When management seeks to stretch the resource limits of an organisation by adopting a philosophy of leverage, the management inevidently realises both the possibilities and limitations, which are associated with strategic leverage. Resource leverage helps the organisation to understand aspects of differentiation, cost leadership and focus. When managers begin to ignore their strategic leverage and become too concerned with short-term tactical gains, they gradually lose market share and position. Management should also be aware of the fact that understanding the whole concept odf strategic leverage starts off first, with a realistic understanding of a company’s freedom in a market, this indirectly depends on the structure of the industry in concern and the company’s competitive position within it.
Taking on the core of Hamel & Prahalad’s perception of "Strategy as Stretch and Leverage" to another level, one should look into aspects such as; understand your competitors and understand your potential partners. To expand on the former, when trying to understand your competitors, management should firstly, go beyond the standard static analysis of competitors.They should then examine their competitors national history (e.g., dominant religion, government-business relationships, level of economic development), management should also analyse their managerial values.

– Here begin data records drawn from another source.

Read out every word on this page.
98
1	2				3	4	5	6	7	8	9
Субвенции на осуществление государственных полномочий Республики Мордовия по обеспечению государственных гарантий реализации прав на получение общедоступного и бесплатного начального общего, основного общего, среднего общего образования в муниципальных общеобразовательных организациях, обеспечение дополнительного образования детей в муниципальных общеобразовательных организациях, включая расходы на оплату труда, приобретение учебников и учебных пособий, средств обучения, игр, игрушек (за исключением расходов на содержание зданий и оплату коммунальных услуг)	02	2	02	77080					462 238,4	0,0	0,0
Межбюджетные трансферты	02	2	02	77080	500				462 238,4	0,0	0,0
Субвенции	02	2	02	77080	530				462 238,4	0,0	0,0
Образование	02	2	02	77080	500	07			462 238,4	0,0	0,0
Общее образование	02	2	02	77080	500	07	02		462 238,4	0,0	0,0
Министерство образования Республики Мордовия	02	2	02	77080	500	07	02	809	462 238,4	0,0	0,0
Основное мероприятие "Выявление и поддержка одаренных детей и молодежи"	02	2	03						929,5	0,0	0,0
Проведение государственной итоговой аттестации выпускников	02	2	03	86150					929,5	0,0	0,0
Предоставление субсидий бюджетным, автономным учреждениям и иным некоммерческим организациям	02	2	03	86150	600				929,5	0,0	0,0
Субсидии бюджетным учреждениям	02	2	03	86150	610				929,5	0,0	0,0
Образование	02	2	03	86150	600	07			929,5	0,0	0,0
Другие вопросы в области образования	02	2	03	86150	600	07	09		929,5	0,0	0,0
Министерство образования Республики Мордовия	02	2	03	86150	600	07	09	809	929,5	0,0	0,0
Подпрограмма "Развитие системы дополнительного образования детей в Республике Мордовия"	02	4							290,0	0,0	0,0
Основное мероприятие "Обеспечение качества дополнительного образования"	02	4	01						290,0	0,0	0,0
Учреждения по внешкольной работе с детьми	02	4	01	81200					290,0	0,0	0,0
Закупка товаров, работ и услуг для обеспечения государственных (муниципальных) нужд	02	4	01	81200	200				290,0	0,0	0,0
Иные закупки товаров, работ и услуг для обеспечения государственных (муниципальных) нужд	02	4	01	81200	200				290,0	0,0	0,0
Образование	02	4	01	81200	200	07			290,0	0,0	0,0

Goals and strategy. Lastly it would be perhaps worthwhile to also profile the competitors strategic orientations and predict their strategic intent.
In the area of trying to understand a company’s’ potential partners, management should progress towards analysing their corporate culture, structure and operating systems. They should also decipher who well the specific alliance will fit into the partners overall strategy. On the financial side, costs should be analysed, to stretch it a bit further even intangible costs should be included. Most importantly it is also important to determine the partners strategic intent for the alliance.